Secondly, there is an unsolved message, too… this raised the Beale flag for me: For if one has several ciphers, and reveals the solution to one or more of them, it adds (unwarranted?) veracity to the remaining one… whether or not that one is actually a genuine cipher, that does not matter. What happens, though, is that interest and “hope” is peaked, because we are shown it is possible, by the realized examples.

Thirdly… and I apologize in advance to any one with an interest or belief in any of the “para” sciences… when I see that this story involves a “parapsychologist”, all my alarms go off, and I call the story into question… points one and two above notwithstanding.

Signed, Hopeless Cynic and Curmugeon

5. #5 Thomas
15. März 2018

Alf Monge’s article “Solution of a Playfair Cipher” from 1936 is indeed very interesting. It’s part of the collection “Articles on Cryptography and Cryptanalyis”, page 135, and available online as pdf on the NSA website which contains Friedman’s copy of that book. Monge managed to break a 30 letter Playfair challenge which didn’t have any reversed digraph (Thouless’s cipher has four of them).

6. #6 George Lasry
15. März 2018

@Klaus: If the keyword is composed of random letters, then hill climber is not good enough for short messages (<100). Simulated annealing is more effective, but will only sporadically solve messages with < 70-80.
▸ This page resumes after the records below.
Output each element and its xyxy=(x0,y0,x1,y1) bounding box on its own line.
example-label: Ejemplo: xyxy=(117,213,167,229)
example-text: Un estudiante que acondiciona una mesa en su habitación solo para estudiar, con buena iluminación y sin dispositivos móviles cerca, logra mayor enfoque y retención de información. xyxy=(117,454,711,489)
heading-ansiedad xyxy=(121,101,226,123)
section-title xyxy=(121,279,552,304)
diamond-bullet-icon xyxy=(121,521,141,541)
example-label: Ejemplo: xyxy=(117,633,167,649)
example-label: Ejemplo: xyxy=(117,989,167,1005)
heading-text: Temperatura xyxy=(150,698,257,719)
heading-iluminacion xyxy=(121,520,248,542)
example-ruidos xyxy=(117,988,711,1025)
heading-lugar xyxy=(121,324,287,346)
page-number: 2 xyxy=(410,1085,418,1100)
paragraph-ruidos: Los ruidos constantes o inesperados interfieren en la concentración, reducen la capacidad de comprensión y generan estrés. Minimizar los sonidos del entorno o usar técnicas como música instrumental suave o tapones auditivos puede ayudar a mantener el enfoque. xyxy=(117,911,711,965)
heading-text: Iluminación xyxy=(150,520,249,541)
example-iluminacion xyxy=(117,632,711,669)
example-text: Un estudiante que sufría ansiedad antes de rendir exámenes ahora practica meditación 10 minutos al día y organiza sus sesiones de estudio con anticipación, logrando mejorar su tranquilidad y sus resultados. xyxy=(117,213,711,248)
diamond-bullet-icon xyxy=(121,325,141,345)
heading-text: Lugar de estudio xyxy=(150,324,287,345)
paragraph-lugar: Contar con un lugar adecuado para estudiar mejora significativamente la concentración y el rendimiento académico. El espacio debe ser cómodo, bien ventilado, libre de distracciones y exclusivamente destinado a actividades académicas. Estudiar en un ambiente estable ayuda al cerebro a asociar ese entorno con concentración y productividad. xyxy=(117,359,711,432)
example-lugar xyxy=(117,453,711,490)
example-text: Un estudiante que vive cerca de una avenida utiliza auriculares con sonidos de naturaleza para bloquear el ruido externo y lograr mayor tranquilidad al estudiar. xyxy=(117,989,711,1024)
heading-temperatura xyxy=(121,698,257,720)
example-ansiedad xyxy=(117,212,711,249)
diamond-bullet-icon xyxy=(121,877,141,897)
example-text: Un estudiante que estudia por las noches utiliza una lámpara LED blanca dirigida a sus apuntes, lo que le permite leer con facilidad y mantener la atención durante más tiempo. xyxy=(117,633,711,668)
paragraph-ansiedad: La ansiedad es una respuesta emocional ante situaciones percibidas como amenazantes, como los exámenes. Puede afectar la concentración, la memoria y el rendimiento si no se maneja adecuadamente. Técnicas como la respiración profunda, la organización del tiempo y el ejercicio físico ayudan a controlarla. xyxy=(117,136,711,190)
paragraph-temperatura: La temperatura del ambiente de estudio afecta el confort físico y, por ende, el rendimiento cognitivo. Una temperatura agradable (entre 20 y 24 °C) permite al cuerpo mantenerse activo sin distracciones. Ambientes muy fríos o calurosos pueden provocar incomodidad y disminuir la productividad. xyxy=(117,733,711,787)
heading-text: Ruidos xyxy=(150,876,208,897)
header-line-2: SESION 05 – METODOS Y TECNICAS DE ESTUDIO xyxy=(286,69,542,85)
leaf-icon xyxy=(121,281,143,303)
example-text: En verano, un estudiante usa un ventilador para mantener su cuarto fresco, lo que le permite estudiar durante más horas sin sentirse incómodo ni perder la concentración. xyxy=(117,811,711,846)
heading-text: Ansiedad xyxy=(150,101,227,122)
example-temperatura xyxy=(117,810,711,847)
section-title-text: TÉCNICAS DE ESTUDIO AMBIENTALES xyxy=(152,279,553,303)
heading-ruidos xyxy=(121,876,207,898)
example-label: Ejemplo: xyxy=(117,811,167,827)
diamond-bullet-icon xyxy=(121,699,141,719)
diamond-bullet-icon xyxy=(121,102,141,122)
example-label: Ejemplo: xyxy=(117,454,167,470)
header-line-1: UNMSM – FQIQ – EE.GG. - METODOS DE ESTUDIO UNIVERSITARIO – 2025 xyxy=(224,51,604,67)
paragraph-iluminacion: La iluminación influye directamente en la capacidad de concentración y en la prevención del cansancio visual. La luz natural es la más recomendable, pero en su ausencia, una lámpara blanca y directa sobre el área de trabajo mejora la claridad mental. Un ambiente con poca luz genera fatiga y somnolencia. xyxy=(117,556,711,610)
@all: I think the entry point might have been the repetitions and reverse digrams:

CB FT MH GR IO TS (TA) UF (SB) DN WG NI (SB) RV (EF) (BQ) (TA) (BQ) RP (EF)
BK SD GM NR PS RF (BS) UT TD MF EM AB IM

especially that most occur very closely – so that would make things easy if you make a good guess
(TA) UF (SB) DN WG NI (SB) RV (EF) (BQ) (TA) (BQ) RP (EF)

7. #7 Thomas
15. März 2018

Monge’s 30 letter cryptogram was a very special case, so that his method can’t be applied generally: The 5th line in a Playfair square most likely contains V W X Y Z. As a first step Monge could fill in also the 4th line: He guessed that the cipher digraphs OQ and QM represented the frequent plaintext digraphs ON and OU, this yielded due to rule 2 the letters of the 4th line: MNOQU. Unfortunately this doesn’t work here: In Thouless’s cryptogram there aren’t cipher/ plaintext digraph pairs that derive only from the 4th line (MNOQT).

8. #8 Thomas
16. März 2018

In his article “A Test of Survival” Toulness gave the hint that the cryptogram is “an extract of one of Shakespeare´s plays”. The solution was figured out within two weeks. That should have been enough time to sift through a quotation book looking for the digraph pattern shown by George #7.

9. #9 Thomas
16. März 2018

E.g. here the quote can be found on page 113: https://books.google.de/books?id=P3NZAAAAcAAJ&pg=PA113. So the codebreaker could not only find the solution, but also brush up his Shakespeare.

10. #10 Klaus Schmeh
16. März 2018

@George:
> If the keyword is composed of random letters, then hill
>climber is not good enough for short messages (<100).
>Simulated annealing is more effective, but will only
>sporadically solve messages with < 70-80. Great idea, I will put this on my topics list.